Reliability

The following section illustrates the reliability of the estimation strategy behind the grmpy package when facing agent heterogeneity and shows also that the corresponding results withstand a critical examination. The checks in both subsections are based on a mock data set respectively the estimation results from

Carneiro, Pedro, James J. Heckman, and Edward J. Vytlacil. Estimating Marginal Returns to Education. American Economic Review, 101 (6):2754-81, 2011.

We conduct two different test setups. Firstly we show that grmpy is able to provide better results than simple estimation approaches in the presence of essential heterogeneity. For that purpose we rely on a monte carlo simulation setup which enables us to compare the results obtained by the grmpy estimation process with such of a standard Ordinary Least Squares (OLS) approach. Secondly we show that grmpy is capable of replicating the \(B^{MTE}\) results by [7] for the parametric version of the Roy model.

Reliability of Estimation Results

The estimation results and data from [7] build the basis of the reliability test setup. The data is extended by combining them with simulated unobservables that follow a distribution that is pre-specified in the following initialization file. In the next step the potential outcomes and the choice of each individual are calculated by using the estimation results.

This process is iterated a certain amount of times. During each iteration the rate of correlation between the simulated unobservables increases. Translated in the Roy model framework this is equivalent to an increase in the correlation between the unobservable variable \(U_1\) and \(V\), the unobservable that indicates the preference for selecting into treatment. Additionally the specifications of the distributional characteristics are designed so that the expected value of each unobservable is equal to zero. This ensures that the true \(B^{ATE}\) is fixed to a value close to 0.5 independent of the correlation structure.

For illustrating the reliability we estimate \(B^{ATE}\) during each step with two different methods. The first estimation uses a simple OLS approach.

_images/fig-ols-average-effect-estimation.png

As can be seen from the figure, the OLS estimator underestimates the effect significantly. The stronger the correlation between the unobservable variables the more or less stronger the downwards bias.

_images/fig-grmpy-average-effect-estimation.png

The second figure shows the estimated \(B^{ATE}\) from the grmpy estimation process. Conversely to the OLS results the estimate of the average effect is close to the true value even if the unobservables are almost perfectly correlated.

Sensitivity to Different Distributions of the Unobservables

The parametric specification makes the strong assumption that the unobservables follow a joint normal distribution. The semiparametric method of local instrumental variables is more flexible, as it does not invoke conditions on the functional form. We test how sensitive the two methods to different distributions of the unobservables. To that end, we use a toy model of the returns to college (based on [5]), where we know the true shape of the \(B^{MTE}\).

Normal Distribution

_images/normal_distribution.png

Both specifications come very close to the original curve. The parametric model even gets a perfect fit.

beta Distribution

The shape of the beta distribution can be flexibly adjusted by the tuning parameters \(\alpha\) and \(\beta\), which we set to 4 and 8, respectively.

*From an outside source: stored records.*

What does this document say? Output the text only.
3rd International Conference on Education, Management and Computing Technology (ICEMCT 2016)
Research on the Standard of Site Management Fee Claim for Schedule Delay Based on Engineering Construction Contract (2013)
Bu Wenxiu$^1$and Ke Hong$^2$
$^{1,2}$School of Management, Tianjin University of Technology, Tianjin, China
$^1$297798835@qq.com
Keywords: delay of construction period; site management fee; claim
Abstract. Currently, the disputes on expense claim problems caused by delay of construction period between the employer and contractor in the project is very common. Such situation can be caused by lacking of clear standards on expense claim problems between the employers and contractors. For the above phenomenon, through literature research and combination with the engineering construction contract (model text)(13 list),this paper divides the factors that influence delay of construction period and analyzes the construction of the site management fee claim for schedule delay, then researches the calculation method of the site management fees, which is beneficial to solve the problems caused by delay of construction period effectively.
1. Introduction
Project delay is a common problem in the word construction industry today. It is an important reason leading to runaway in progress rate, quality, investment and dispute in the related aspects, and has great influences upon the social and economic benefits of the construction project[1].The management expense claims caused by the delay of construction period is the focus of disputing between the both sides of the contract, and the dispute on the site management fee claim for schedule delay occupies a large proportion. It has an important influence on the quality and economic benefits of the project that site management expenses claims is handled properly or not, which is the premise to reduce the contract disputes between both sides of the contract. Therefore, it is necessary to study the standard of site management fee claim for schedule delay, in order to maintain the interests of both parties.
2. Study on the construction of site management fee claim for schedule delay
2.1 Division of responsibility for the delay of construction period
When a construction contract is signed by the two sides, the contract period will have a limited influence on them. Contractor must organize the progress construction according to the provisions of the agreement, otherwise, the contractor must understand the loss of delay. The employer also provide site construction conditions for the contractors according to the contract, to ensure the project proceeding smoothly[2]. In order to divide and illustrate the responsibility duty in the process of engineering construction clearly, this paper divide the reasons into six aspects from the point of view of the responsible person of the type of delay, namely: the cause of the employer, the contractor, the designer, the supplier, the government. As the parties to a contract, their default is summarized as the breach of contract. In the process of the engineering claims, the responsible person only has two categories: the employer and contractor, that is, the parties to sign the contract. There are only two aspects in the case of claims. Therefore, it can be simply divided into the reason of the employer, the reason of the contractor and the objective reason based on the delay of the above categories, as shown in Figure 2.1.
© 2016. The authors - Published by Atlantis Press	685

_images/beta_distribution.png

The parametric model underestimates the returns to college, whereas the semiparametric \(B^{MTE}\) still fits the original curve pretty well. The latter makes no assumption on the functional form of the unobservables and, thus, is more flexible in estimating the parameter of interest when the assumption of joint normality is violated. Which model is superior depends on the context. In empirical applications, we recommend to examine both.

Reliability

In another check of reliability, we compare the results of our estimation process with already existing results from the literature. For this purpose we replicate the results for both the parametric and semiparametric MTE from Carneiro 2011 ([7]). Note that we make use of a mock data set, as the original data cannot be fully recreated from the replication material.

We provide two jupyter notebooks for easy reconstruction of the parametric as well as the semiparametric setup. The corresponding initialization files can be found here and here.

Parametric Replication

As shown in the figure below, the parametric \(B^{MTE}\) is really close to the original results. The deviation seems to be negligible because of the use of a mock dataset.

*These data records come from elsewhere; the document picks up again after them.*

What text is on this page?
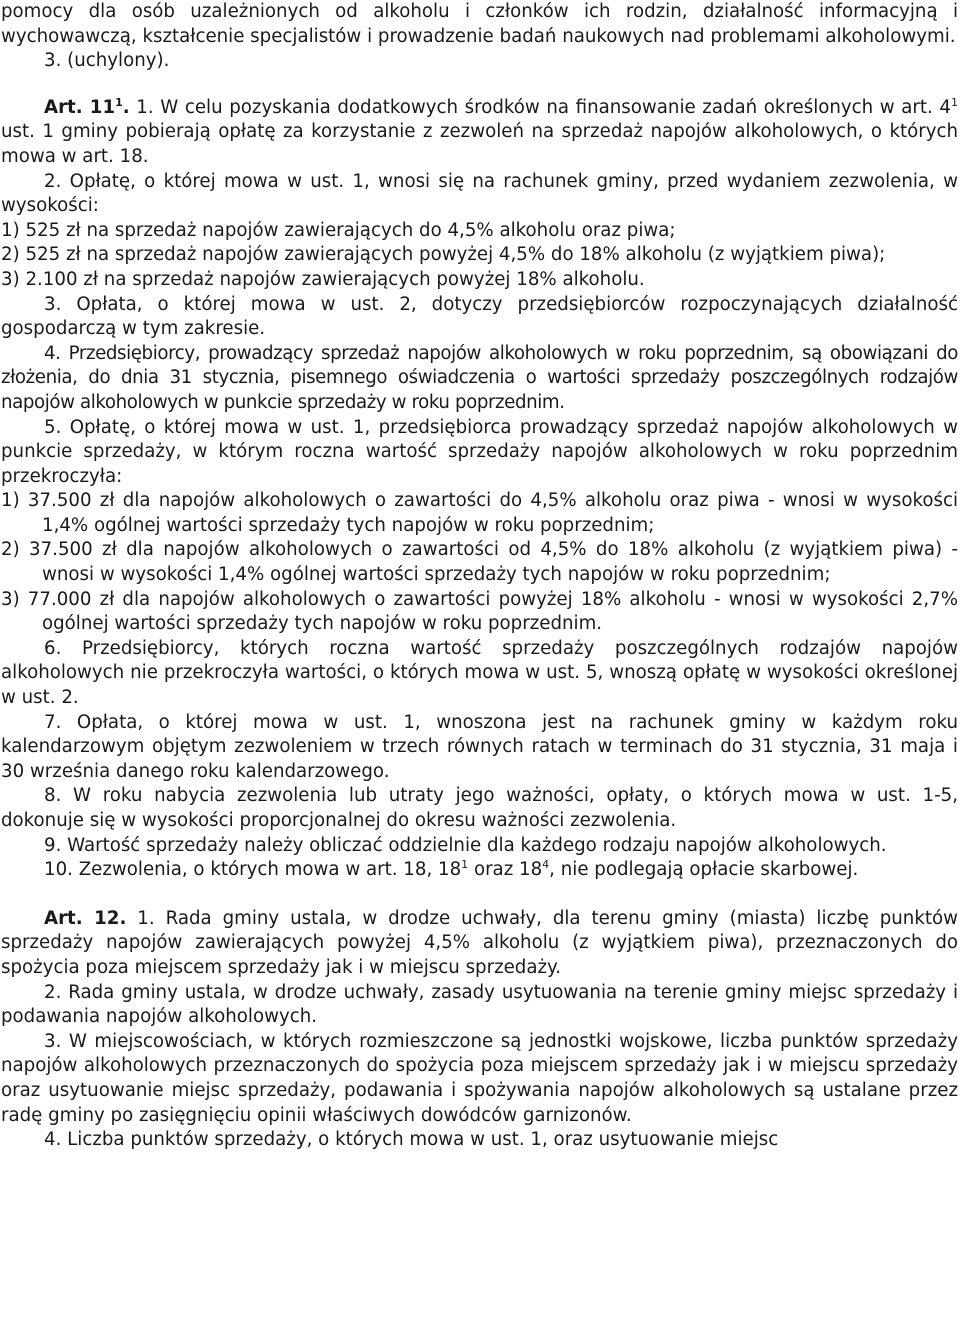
pomocy dla osób uzależnionych od alkoholu i członków ich rodzin, działalność informacyjną i wychowawczą, kształcenie specjalistów i prowadzenie badań naukowych nad problemami alkoholowymi.

3. (uchylony).

Art. $11^1$. 1. W celu pozyskania dodatkowych środków na finansowanie zadań określonych w art. $4^1$ ust. 1 gminy pobierają opłatę za korzystanie z zezwoleń na sprzedaż napojów alkoholowych, o których mowa w art. 18.

2. Opłatę, o której mowa w ust. 1, wnosi się na rachunek gminy, przed wydaniem zezwolenia, w wysokości:

1) 525 zł na sprzedaż napojów zawierających do 4,5% alkoholu oraz piwa;

2) 525 zł na sprzedaż napojów zawierających powyżej 4,5% do 18% alkoholu (z wyjątkiem piwa);

3) 2.100 zł na sprzedaż napojów zawierających powyżej 18% alkoholu.

3. Opłata, o której mowa w ust. 2, dotyczy przedsiębiorców rozpoczynających działalność gospodarczą w tym zakresie.

4. Przedsiębiorcy, prowadzący sprzedaż napojów alkoholowych w roku poprzednim, są obowiązani do złożenia, do dnia 31 stycznia, pisemnego oświadczenia o wartości sprzedaży poszczególnych rodzajów napojów alkoholowych w punkcie sprzedaży w roku poprzednim.

5. Opłatę, o której mowa w ust. 1, przedsiębiorca prowadzący sprzedaż napojów alkoholowych w punkcie sprzedaży, w którym roczna wartość sprzedaży napojów alkoholowych w roku poprzednim przekroczyła:

1) 37.500 zł dla napojów alkoholowych o zawartości do 4,5% alkoholu oraz piwa - wnosi w wysokości 1,4% ogólnej wartości sprzedaży tych napojów w roku poprzednim;

2) 37.500 zł dla napojów alkoholowych o zawartości od 4,5% do 18% alkoholu (z wyjątkiem piwa) - wnosi w wysokości 1,4% ogólnej wartości sprzedaży tych napojów w roku poprzednim;

3) 77.000 zł dla napojów alkoholowych o zawartości powyżej 18% alkoholu - wnosi w wysokości 2,7% ogólnej wartości sprzedaży tych napojów w roku poprzednim.

6. Przedsiębiorcy, których roczna wartość sprzedaży poszczególnych rodzajów napojów alkoholowych nie przekroczyła wartości, o których mowa w ust. 5, wnoszą opłatę w wysokości określonej w ust. 2.

7. Opłata, o której mowa w ust. 1, wnoszona jest na rachunek gminy w każdym roku kalendarzowym objętym zezwoleniem w trzech równych ratach w terminach do 31 stycznia, 31 maja i 30 września danego roku kalendarzowego.

8. W roku nabycia zezwolenia lub utraty jego ważności, opłaty, o których mowa w ust. 1-5, dokonuje się w wysokości proporcjonalnej do okresu ważności zezwolenia.

9. Wartość sprzedaży należy obliczać oddzielnie dla każdego rodzaju napojów alkoholowych.

10. Zezwolenia, o których mowa w art. 18, $18^1$ oraz $18^4$, nie podlegają opłacie skarbowej.

Art. 12. 1. Rada gminy ustala, w drodze uchwały, dla terenu gminy (miasta) liczbę punktów sprzedaży napojów zawierających powyżej 4,5% alkoholu (z wyjątkiem piwa), przeznaczonych do spożycia poza miejscem sprzedaży jak i w miejscu sprzedaży.

2. Rada gminy ustala, w drodze uchwały, zasady usytuowania na terenie gminy miejsc sprzedaży i podawania napojów alkoholowych.

3. W miejscowościach, w których rozmieszczone są jednostki wojskowe, liczba punktów sprzedaży napojów alkoholowych przeznaczonych do spożycia poza miejscem sprzedaży jak i w miejscu sprzedaży oraz usytuowanie miejsc sprzedaży, podawania i spożywania napojów alkoholowych są ustalane przez radę gminy po zasięgnięciu opinii właściwych dowódców garnizonów.

4. Liczba punktów sprzedaży, o których mowa w ust. 1, oraz usytuowanie miejsc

_images/fig-marginal-benefit-parametric-replication.png

Semiparametric Replication

_images/replication_carneiroB.png

The semiparametric \(B^{MTE}\) also gets very close to the original curve. However, the 90 percent confidence bands (250 bootstrap replications) are wider. As opposed to the parametric model, where the standard error bands are computed analytically, confidence bands in the semiparametric setup are obtained via the bootstrap method, which is sensitive to the discrepancies in the mock data set.